Tobacco companies are challenging California’s statewide ban on the sale of flavored tobacco products.

Background

On August 28, 2020, California became the second state in the nation, after Massachusetts, to pass a broad law prohibiting the sale of most flavored tobacco products. The California bill will ban the sale of menthol cigarettes and all flavored e-cigarettes statewide, as well as flavored non-cigarette tobacco products such as smokeless tobacco and some cigars. Governor Gavin Newsom signed the legislation the same day it passed. Three days later, a referendum supported by the tobacco industry was submitted that, if it qualifies for the ballot, would delay implementation of the law for two years pending the referendum result. For more on the referendum and on the law, known as SB-793 after its bill number, see our fact sheet.

In addition to the referendum effort, the tobacco industry is pursuing a court challenge to the law. On October 9, 2020, a group of tobacco industry plaintiffs including R.J. Reynolds and Phillip Morris sued California Attorney General Xavier Becerra and San Diego County District Attorney Summer Stephan, raising preemption claims against SB-793. It appears the inclusion of the San Diego County District Attorney was an effort to have the case transferred to the same judge handling the two lawsuits against San Diego County filed earlier by R.J. Reynolds and other tobacco companies and by the Neighborhood Market Association. The plaintiffs filed a motion making this request, arguing for the transfer because the cases involved some of the same parties and “substantially the same questions of law,” which was granted. 
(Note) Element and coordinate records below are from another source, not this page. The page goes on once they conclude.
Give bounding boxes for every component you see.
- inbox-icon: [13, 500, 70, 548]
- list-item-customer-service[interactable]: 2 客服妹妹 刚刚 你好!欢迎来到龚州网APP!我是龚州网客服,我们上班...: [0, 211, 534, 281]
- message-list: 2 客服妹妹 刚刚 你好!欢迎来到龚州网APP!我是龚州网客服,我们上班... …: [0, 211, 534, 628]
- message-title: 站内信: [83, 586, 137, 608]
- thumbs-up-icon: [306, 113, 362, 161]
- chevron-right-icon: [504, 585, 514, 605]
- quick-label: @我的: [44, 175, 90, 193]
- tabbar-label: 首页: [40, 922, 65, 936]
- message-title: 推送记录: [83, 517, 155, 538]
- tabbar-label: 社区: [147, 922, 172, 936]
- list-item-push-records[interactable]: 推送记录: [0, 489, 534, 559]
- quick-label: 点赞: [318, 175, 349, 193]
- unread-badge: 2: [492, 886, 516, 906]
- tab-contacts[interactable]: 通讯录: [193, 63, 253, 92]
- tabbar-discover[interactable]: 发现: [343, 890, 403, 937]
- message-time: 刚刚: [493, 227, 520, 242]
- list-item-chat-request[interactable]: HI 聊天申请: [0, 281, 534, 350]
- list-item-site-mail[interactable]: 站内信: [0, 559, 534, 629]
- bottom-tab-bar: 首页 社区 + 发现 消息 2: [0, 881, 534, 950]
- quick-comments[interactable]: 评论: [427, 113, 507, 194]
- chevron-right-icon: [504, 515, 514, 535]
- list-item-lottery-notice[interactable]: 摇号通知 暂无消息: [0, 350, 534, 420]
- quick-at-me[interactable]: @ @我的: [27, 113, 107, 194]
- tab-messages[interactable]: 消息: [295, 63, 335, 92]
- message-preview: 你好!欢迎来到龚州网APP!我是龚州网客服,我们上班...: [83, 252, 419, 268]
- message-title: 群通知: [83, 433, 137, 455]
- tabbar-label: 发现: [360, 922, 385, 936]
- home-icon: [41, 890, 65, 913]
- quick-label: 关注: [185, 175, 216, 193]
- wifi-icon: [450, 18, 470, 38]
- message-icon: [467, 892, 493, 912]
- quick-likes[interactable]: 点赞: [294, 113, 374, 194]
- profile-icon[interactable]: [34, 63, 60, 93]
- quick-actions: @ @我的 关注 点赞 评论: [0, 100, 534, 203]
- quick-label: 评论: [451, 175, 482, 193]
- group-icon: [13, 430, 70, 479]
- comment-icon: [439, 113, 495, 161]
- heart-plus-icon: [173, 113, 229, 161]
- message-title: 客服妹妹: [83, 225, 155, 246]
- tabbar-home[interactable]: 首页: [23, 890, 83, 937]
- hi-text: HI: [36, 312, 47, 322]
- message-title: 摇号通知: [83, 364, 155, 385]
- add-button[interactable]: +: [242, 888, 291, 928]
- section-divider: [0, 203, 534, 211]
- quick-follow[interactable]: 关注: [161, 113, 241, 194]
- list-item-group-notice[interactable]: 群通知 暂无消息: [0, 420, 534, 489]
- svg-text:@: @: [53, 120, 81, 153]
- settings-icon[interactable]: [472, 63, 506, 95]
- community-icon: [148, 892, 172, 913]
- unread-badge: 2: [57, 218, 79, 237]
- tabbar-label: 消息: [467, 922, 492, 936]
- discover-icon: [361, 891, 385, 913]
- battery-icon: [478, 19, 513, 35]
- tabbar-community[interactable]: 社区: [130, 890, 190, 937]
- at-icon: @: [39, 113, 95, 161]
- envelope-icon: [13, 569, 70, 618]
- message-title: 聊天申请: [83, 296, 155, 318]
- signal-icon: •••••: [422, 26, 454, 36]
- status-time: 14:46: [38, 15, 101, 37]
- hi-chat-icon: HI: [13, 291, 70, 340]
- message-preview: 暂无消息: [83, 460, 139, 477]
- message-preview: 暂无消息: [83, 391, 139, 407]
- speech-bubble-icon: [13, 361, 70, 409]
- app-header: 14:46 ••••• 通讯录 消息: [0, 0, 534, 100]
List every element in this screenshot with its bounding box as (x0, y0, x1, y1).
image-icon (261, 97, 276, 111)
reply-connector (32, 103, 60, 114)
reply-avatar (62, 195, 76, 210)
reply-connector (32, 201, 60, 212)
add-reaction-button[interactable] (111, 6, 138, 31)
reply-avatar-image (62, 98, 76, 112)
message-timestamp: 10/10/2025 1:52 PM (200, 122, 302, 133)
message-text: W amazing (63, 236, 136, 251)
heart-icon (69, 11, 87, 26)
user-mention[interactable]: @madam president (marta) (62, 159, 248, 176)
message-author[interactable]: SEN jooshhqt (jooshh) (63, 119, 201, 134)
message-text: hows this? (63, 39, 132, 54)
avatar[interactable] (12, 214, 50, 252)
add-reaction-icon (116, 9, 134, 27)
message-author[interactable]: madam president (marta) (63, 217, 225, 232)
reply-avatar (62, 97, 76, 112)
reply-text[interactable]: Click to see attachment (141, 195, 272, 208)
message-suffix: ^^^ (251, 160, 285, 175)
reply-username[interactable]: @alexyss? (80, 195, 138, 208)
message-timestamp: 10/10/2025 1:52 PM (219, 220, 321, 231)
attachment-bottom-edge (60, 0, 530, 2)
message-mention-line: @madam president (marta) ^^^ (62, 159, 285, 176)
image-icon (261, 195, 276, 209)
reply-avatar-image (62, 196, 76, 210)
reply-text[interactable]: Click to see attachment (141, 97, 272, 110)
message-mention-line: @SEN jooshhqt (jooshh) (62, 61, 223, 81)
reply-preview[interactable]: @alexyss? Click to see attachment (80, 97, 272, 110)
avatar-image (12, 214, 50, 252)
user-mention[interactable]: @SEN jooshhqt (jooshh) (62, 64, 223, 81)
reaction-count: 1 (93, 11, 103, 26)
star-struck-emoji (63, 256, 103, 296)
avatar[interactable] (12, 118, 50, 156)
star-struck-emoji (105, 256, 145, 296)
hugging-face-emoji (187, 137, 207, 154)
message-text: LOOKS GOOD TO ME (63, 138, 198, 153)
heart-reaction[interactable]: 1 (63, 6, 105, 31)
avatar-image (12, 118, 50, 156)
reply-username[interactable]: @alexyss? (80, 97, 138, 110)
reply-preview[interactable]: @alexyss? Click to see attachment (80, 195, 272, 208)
Under the 2009 Tobacco Control Act, the federal government restricted the sale of some flavored tobacco products, including most flavored cigarettes. However, the Tobacco Control Act exempted menthol flavored cigarettes and flavored non-cigarette tobacco products, such as cigars, smokeless tobacco, hookahs, and e-cigarettes. The law preempts states and localities from enacting “tobacco product standards,” but does not limit their ability to enact requirements “relating to or prohibiting the sale, distribution, [or] possession” of tobacco products.
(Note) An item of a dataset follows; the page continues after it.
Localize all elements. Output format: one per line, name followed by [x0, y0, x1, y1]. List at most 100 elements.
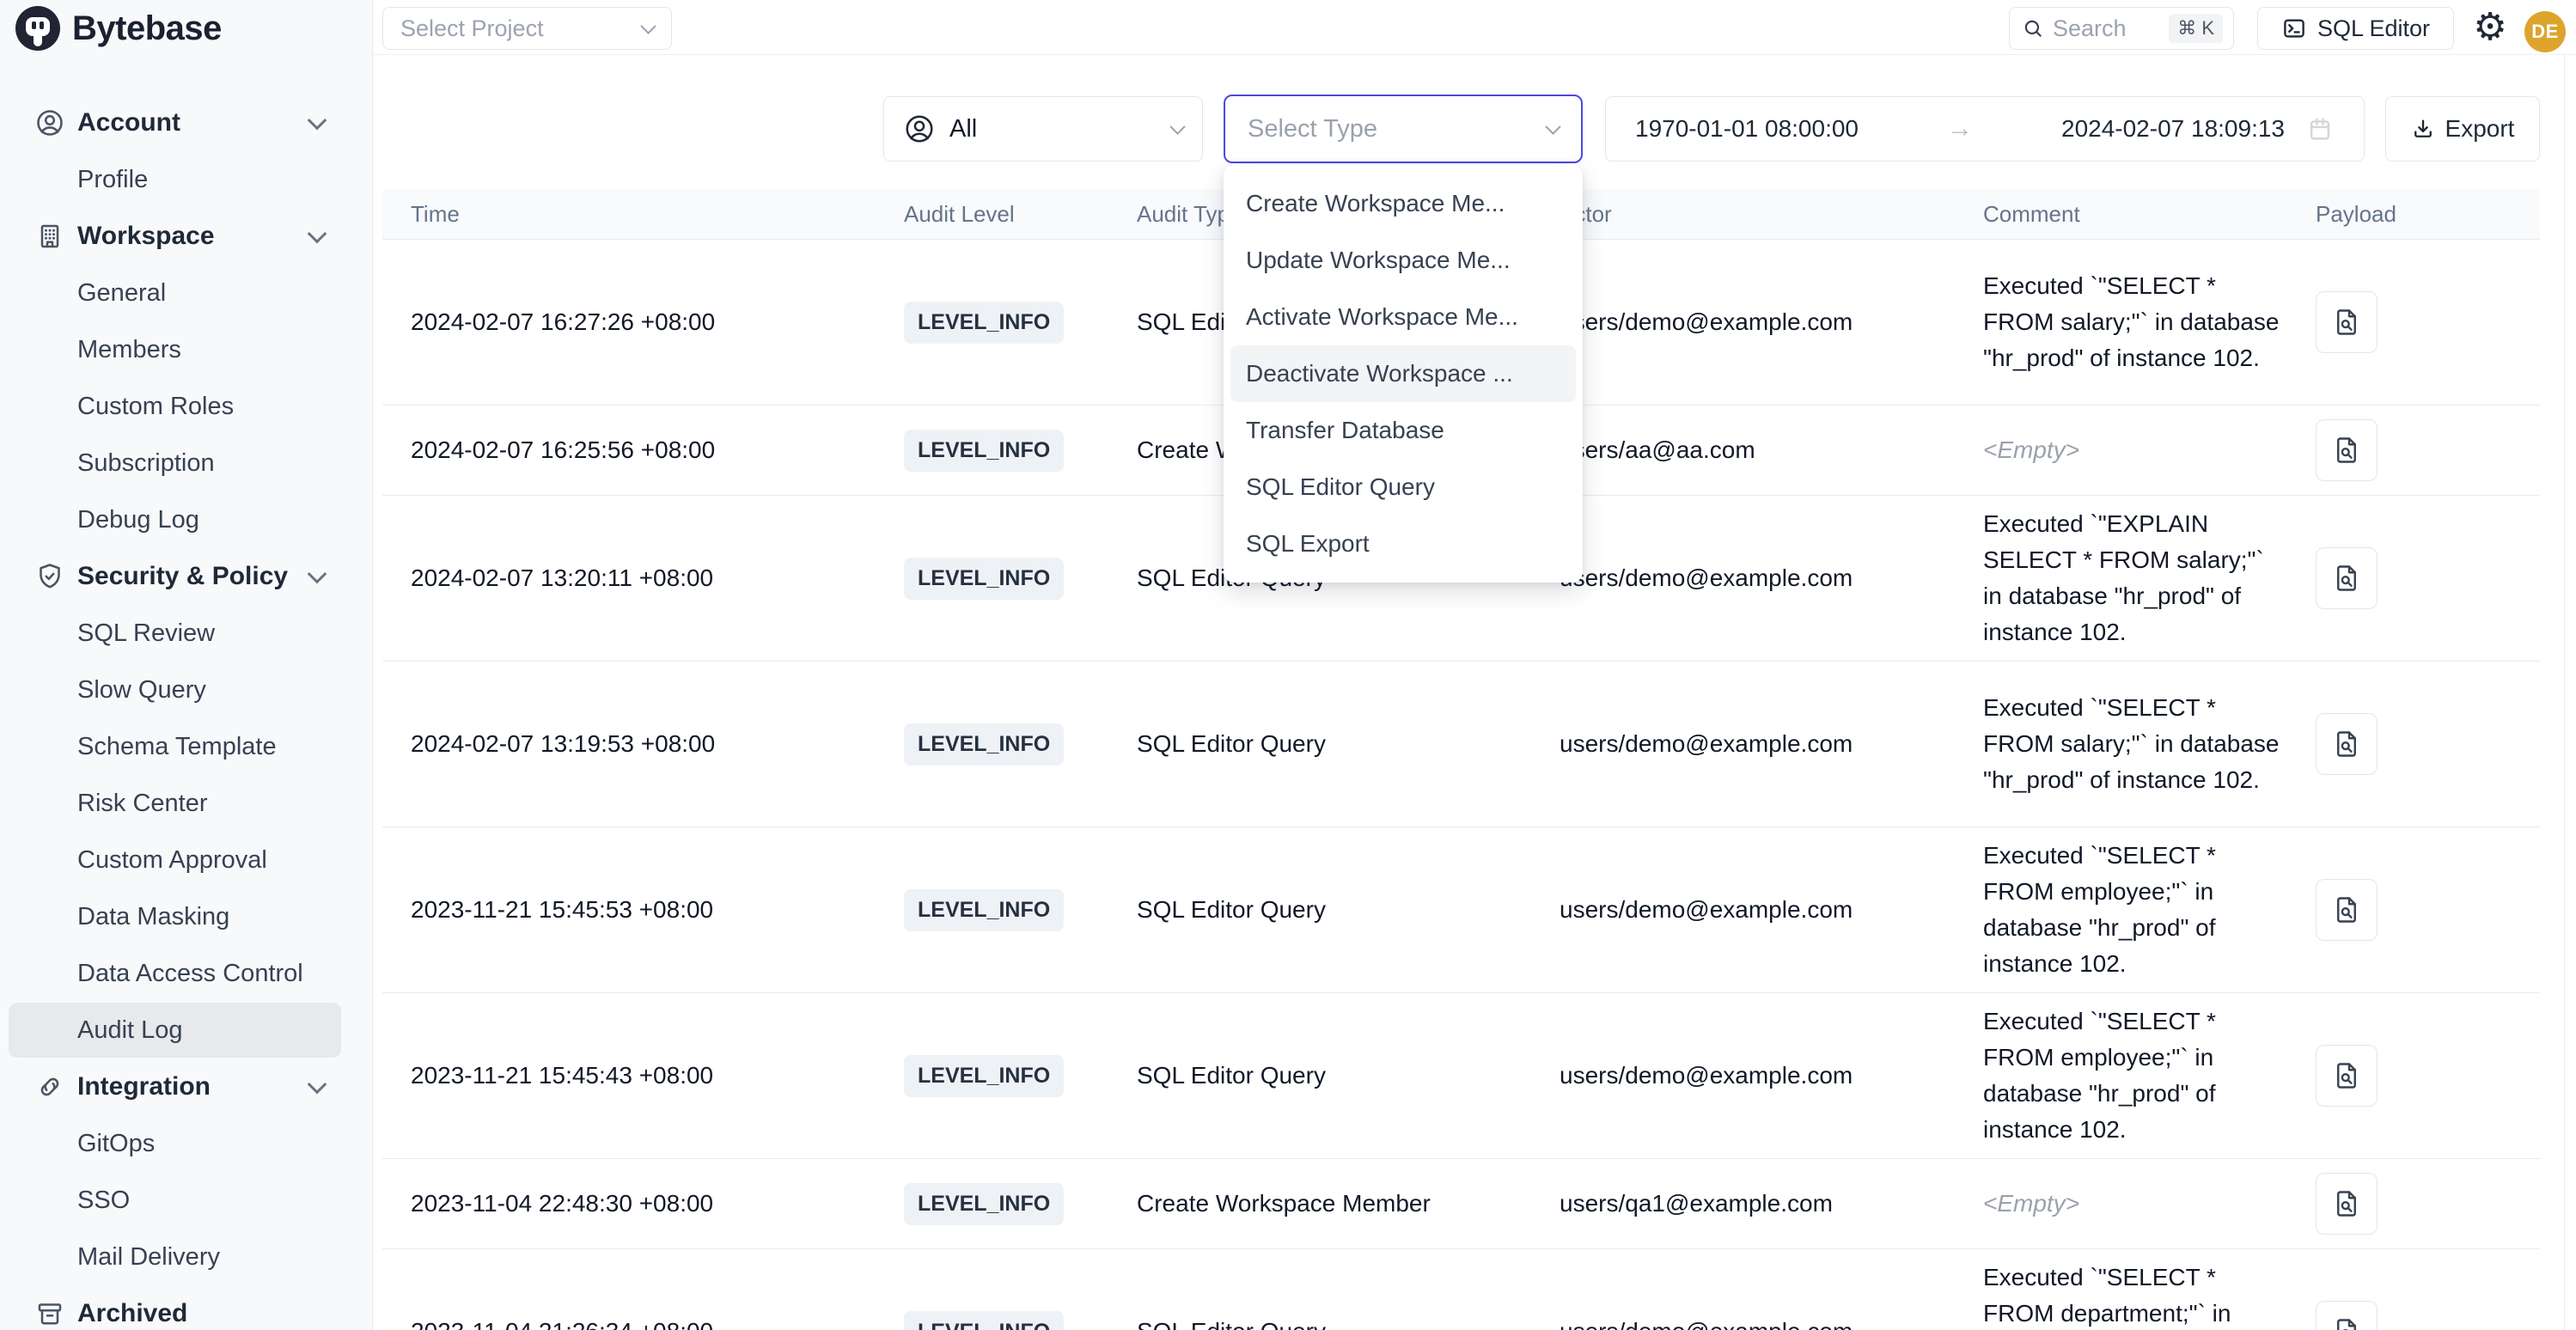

District Court Proceedings

In their complaint, the plaintiffs bring three claims, arguing:

  1. Express preemption – SB-793 is expressly preempted by the Tobacco Control Act because the Act is “different from, or in addition to” federal requirements related to “tobacco product standards”; and 
  2. Implied preemption – SB-793 is impliedly preempted because it “stands as an obstacle” to the objectives of the Tobacco Control Act to “set national standards” for manufacturing of tobacco products, because FDA has chosen to regulate flavored cigarettes but leave menthol on the market, and because Congress created a “detailed regulatory process” for “evaluating the design and sale of new tobacco products.”
  3. Dormant commerce clause – SB-793 improperly violates the Commerce Clause of the U.S. Constitution by dictating “how out-of-state manufacturers must manufacture their products.”

Also on October 9, plaintiffs filed for a preliminary injunction on the first two claims in their complaint to prevent implementation of SB-793 until the conclusion of the lawsuit. This is the approach the tobacco industry has used in the other challenges to various flavored tobacco product ordinances. Defendants filed an opposition to that motion on November 12, 2020. On December 3, 2020, the State filed a motion to dismiss the case.

Meanwhile, in addition to the lawsuit, R.J. Reynolds has also led an effort to gather signatures in support of a referendum which would place SB 793 on the 2022 ballot to be approved or rejected by voters. While the signatures have not been verified, it is likely that enough signatures have been gathered. As a result, the state has indicated it does not plan to enforce the law as signatures are being verified. On December 10, 2020, the court asked the parties for additional briefing on the effect suspending SB 793 will have on the case. If there are enough verified signatures to place SB 793 on the 2022 ballot, RJR will likely withdraw the lawsuit as there will no longer be any basis for it.  

Litigation Status

A hearing is scheduled on the preliminary injunction and the motion to dismiss on January 28th, 2021. The scheduled hearing is concurrent with hearings in the two lawsuits against San Diego County’s flavored tobacco ordinance.